Lower Miss. Museum set to open more days
Published 9:58 am Wednesday, October 19, 2016
A decision Monday by the Board of Mayor and Aldermen will allow the U.S. Army Corps of Engineers’ Jesse Brent Lower Mississippi Museum and Interpretive Center to remain open all week.
The board Monday approved an agreement with the Corps to provide an additional worker at the museum to assist with its operations. City and Corps officials are expected to sign the agreement during a ceremony Friday at the museum.
The board in 2015 hired a part-time employee to perform janitorial and maintenance at the museum, and also handles landscaping at the museum.
“This (agreement) will add an additional part-time person so the museum can be open Sunday, Monday and Tuesday, which it is not right now,” City Attorney Nancy Thomas said. “That would be open seven days a week tourists who come in either on the tour boats or elsewhere. They would have an opportunity to see the museum.”

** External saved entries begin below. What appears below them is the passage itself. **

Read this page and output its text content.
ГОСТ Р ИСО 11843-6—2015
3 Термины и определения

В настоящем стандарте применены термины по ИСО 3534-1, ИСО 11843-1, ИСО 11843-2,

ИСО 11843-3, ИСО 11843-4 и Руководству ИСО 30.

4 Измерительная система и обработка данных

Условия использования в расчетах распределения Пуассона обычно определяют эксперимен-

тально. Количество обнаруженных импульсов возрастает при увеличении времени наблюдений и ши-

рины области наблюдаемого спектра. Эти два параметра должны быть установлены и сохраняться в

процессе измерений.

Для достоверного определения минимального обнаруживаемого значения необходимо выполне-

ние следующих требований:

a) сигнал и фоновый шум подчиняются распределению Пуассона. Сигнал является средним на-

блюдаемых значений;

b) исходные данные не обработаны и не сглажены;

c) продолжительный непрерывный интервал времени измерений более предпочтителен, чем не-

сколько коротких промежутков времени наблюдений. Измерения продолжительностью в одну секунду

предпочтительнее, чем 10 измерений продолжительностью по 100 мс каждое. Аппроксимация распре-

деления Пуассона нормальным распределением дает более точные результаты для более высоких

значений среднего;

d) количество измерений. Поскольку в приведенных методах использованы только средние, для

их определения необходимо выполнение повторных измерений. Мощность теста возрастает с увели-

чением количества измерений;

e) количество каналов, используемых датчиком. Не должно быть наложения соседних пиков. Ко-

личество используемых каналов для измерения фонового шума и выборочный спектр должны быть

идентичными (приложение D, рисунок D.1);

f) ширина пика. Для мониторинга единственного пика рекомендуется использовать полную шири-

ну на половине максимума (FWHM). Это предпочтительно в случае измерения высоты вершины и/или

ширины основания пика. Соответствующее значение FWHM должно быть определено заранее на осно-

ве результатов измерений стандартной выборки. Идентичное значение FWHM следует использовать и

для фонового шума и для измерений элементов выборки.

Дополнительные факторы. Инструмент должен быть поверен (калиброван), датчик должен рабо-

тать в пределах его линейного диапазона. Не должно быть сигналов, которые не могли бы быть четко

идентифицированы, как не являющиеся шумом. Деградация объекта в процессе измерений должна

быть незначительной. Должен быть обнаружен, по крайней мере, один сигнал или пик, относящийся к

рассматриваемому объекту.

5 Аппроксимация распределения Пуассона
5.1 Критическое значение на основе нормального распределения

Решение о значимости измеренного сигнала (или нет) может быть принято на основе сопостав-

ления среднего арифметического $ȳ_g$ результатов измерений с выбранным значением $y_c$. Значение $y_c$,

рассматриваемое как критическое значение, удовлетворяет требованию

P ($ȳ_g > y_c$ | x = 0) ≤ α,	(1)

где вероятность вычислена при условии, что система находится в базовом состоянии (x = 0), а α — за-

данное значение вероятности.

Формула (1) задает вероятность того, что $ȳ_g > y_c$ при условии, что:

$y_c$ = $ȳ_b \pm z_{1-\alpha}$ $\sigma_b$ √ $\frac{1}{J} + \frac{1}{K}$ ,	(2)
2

“And hopefully it will increase tourism in the downtown area,” Mayor George Flaggs Jr. said.
The $23 million museum opened at Washington and Jackson streets in August 2012 as the Lower Mississippi Museum and Interpretive Center after nearly 20 years of planning.
The facility features a main hall with educational exhibits about the river and offers tours of the retired towboat MV Mississippi IV.
In May 2014, it was named the Jesse Brent Lower Mississippi Museum and Interpretive Center in honor of Jesse Brent, known as the “Granddaddy of the Towboat Industry,” who founded Greenville Towing Company and later Brent Towing Company.
He served as the company’s chairman until his death in 1982.